Step 4: Edit config.yml

Edit the config.yml file so that it fits with your data.

  • Add an entry for your variants under variants:. Note that your variants can either point to a local path or some url.
  • Add an entry for you reference genome under genomes:
  • Create a new dataset under analysis_regions. Specify chromsomes. Note: It is a good idea to define a small dataset for just a single or a few chromosomes first and test the whole pipeline to see that it doesn't crash before you try to make an index for the whole genome.
  • Change all the parameters starting with n_threads. These specifies the number of threads used for various parts of the pipeline. These can usually be set to the number of cores available.

Step 5: Run

Run the snakemake pipeline:

snakemake --use-conda --cores 40 --resource mem_gb=450 data/your_dataset/index_100all.npz

The important parts here are:

  • --use-conda (can be skipped, but then you will need to manually install alot of tools, such as bcftools, samtools, etc)
  • --resources mem_gb=450: Should be set to approximately how much memory your system has. Snakemake will try to adjust which and how many jobs are run in parallel. Note that the memory requirements of each job are hardcoded, so this will be very approximate. If you run out of memory, you can try to lower the number here.
  • data/dataset2/index_100all.npz: This is the index file we tell Snakemake to create and this is the index file that kage will need. Here we specify the your_dataset folder because we have defined this datset in the config.yml file. It is a good idea to try to create an index for e.g. one chromosome or a small part of a chromosome first, to check that nothing crashes. The 100all tells the pipeline to include 100 individuals in the model. Running time scales linearly with the number of individuals, so to save time you can specify fewer individuals. It might be a good idea to set this number really low first to see that things run smootly and then increase it for the final index.

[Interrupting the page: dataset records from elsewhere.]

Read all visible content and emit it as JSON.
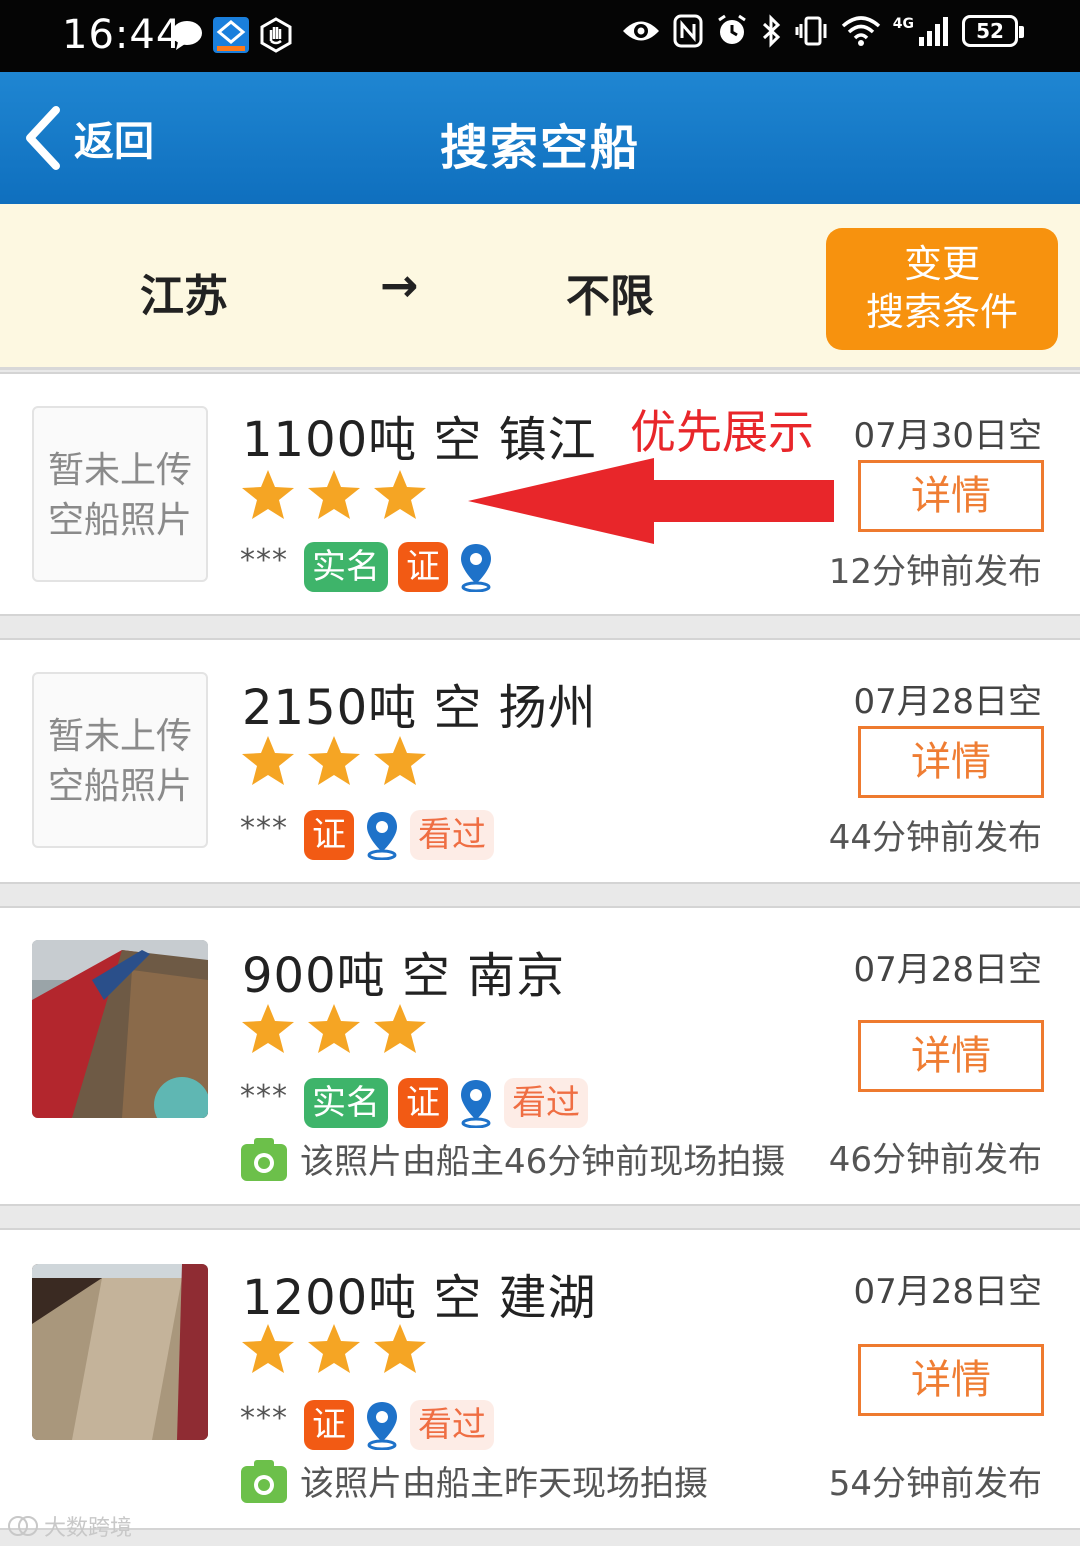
{
  "status_bar": {
    "time": "16:44",
    "network": "4G",
    "battery": "52"
  },
  "nav": {
    "back_label": "返回",
    "title": "搜索空船"
  },
  "route": {
    "from": "江苏",
    "arrow": "→",
    "to": "不限",
    "change_button_line1": "变更",
    "change_button_line2": "搜索条件"
  },
  "annotation": {
    "label": "优先展示",
    "color": "#e8262a"
  },
  "listings": [
    {
      "title": "1100吨 空 镇江",
      "rating": 3,
      "masked_name": "***",
      "tags": [
        "实名",
        "证"
      ],
      "seen": "",
      "date": "07月30日空",
      "detail_label": "详情",
      "published": "12分钟前发布",
      "photo_placeholder_line1": "暂未上传",
      "photo_placeholder_line2": "空船照片",
      "photo_note": ""
    },
    {
      "title": "2150吨 空 扬州",
      "rating": 3,
      "masked_name": "***",
      "tags": [
        "证"
      ],
      "seen": "看过",
      "date": "07月28日空",
      "detail_label": "详情",
      "published": "44分钟前发布",
      "photo_placeholder_line1": "暂未上传",
      "photo_placeholder_line2": "空船照片",
      "photo_note": ""
    },
    {
      "title": "900吨 空 南京",
      "rating": 3,
      "masked_name": "***",
      "tags": [
        "实名",
        "证"
      ],
      "seen": "看过",
      "date": "07月28日空",
      "detail_label": "详情",
      "published": "46分钟前发布",
      "photo_note": "该照片由船主46分钟前现场拍摄"
    },
    {
      "title": "1200吨 空 建湖",
      "rating": 3,
      "masked_name": "***",
      "tags": [
        "证"
      ],
      "seen": "看过",
      "date": "07月28日空",
      "detail_label": "详情",
      "published": "54分钟前发布",
      "photo_note": "该照片由船主昨天现场拍摄"
    }
  ],
  "watermark": "大数跨境",
  "colors": {
    "nav_blue": "#1677c8",
    "accent_orange": "#f7920e",
    "tag_green": "#3eb46a",
    "tag_orange": "#f25a14",
    "star": "#f5a524"
  }
}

If the Snakemake command runs sucecssfully, you should end up with the given index which can be used directly with kage.

Note:

  • If the snakemake pipeline crashes, you might be left with used memory that is not freed. You can free this by running kage free_memory.
  • Feel free to reach out if anything doesn't seem to work as it should. This pipeline is under development and has been tested with human and yeast genomes.